You see, when life is at it's lowest, it seems that it's the end of a long and bumpy road. But, something always happens to pull you up again. Just like on a roller coaster, the cart rushes down and slows and you think it's over but it only brings you to another steeper climb and an even bigger rush as you round another bend. There's always something bigger and better waiting for us.


Last month, I found myself spending some time with a group of friends for whom I never really made the time. In my quest to find happiness, to run from my reality, I never really thought I'd find it in them. I would always find an excuse to get away, to wallow in my self pity, to drink, have a good time and worry about it tomorrow. But, this group of friends is different. This group shows me my reality. They help me to face it and to carry my cross with joy. They never fail to teach me what it is to be a Christian. To be who I am and not to be comfortable with it but to make it better if I really feel that it needs to be better. They teach me not to be afraid of my faith. To walk in my faith and not worry about the persecution or the ridicule that I face with others.


I've seen that I take certain relationships for granted. Not only with friendships but with family. It's not something that I'm proud of but it is something that I've realized. It's something that I need to work on improving in the coming weeks.
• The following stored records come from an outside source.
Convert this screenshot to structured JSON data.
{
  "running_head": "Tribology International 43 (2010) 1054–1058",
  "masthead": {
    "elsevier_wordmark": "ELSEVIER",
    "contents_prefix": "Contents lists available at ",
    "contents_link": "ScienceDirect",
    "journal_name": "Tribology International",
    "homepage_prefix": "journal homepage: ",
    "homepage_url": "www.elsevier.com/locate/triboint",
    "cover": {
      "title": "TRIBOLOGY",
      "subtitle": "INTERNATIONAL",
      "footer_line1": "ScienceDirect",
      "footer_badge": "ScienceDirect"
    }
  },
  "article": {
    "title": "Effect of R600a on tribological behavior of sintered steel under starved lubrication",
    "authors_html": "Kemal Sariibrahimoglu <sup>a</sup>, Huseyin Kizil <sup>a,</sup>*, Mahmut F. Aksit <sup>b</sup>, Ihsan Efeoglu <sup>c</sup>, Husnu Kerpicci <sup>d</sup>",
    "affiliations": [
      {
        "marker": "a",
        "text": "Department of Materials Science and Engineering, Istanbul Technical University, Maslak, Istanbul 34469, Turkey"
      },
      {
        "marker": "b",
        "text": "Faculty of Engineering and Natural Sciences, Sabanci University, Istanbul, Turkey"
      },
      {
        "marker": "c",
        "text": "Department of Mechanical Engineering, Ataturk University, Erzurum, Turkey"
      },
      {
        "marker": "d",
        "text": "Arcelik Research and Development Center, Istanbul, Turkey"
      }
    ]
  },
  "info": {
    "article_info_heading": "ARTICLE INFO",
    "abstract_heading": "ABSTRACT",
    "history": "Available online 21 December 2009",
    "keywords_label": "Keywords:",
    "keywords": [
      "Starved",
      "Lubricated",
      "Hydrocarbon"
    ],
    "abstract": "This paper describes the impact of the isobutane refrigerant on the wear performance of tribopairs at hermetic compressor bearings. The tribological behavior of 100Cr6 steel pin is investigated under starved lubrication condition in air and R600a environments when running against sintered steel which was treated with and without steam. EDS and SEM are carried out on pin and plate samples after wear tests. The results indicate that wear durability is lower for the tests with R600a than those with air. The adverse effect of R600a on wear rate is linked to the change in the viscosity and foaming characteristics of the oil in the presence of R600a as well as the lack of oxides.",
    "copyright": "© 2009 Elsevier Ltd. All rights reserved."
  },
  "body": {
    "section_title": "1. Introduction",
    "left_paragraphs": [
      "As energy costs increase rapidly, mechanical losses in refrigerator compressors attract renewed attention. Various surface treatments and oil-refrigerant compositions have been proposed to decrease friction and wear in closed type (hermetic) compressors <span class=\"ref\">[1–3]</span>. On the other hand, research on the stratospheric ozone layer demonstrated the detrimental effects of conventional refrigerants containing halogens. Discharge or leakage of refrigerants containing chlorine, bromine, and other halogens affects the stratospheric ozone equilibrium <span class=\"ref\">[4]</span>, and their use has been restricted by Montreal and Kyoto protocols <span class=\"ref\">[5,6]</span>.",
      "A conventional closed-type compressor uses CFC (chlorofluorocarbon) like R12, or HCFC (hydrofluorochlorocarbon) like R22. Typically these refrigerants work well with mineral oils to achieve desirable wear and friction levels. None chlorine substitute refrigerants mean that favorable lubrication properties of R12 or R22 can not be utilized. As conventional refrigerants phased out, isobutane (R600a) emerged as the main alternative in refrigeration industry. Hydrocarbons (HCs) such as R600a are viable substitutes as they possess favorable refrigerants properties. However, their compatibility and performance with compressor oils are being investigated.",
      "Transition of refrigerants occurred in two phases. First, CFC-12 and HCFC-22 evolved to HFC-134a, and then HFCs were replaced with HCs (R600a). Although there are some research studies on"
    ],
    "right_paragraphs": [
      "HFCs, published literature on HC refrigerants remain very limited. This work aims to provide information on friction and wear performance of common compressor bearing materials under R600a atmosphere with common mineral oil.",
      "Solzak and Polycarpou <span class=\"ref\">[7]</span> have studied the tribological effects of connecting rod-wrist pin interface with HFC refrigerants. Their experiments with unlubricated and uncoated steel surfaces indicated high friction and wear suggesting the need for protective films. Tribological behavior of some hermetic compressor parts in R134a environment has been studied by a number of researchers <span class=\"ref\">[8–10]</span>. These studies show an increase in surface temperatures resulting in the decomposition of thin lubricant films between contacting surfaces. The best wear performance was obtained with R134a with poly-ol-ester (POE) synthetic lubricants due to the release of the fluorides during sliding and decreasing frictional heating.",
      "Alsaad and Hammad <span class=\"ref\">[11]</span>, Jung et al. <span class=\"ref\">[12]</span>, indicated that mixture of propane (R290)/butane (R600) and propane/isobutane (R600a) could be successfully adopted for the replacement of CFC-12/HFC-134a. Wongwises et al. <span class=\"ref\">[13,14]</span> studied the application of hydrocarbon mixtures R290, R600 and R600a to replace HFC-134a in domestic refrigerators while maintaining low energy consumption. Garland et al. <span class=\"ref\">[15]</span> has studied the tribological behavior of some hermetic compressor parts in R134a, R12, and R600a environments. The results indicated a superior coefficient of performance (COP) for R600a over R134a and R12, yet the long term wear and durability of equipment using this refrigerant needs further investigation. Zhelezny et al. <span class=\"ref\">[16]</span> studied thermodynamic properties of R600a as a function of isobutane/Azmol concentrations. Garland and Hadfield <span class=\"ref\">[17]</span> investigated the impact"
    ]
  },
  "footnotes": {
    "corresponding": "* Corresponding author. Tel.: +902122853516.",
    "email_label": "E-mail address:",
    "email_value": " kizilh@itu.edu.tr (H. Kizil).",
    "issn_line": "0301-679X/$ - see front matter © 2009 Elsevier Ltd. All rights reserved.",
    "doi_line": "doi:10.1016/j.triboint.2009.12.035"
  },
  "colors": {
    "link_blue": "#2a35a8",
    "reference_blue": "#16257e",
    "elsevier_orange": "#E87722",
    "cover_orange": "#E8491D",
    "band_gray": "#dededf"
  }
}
I enjoy spending time with my family. They never cease to amaze me with the stories they can dig out from our past. I love them and without each and every one of them, I wouldn't have been formed in to the adult that I am today.


I have grown close to a new friend who has a way of dragging things out of me even when I don't think I want to talk. He takes my problems and helps me to see them as journeys to make life better for myself. This man has a way of speaking spiritually yet still seeming very casual but firm. This friendship has taken me to new territory. It has helped me to view him differently. I see him as a gift from God... Someone who will be there for me both spiritually and emotionally. Someone to confide in without the fear of broken trust. I just pray that I am granted the wisdom and strength to be as vigilant as I need to be.


It has been a great month! June... the beginning of one crazy yet beautiful summer! New beginnings, new hope, new friendships, new goals. July is going to be wonderful! I mean... GEEZ!! It has to be with the World Cup finals in less than a week! VIVA ESPANA!!!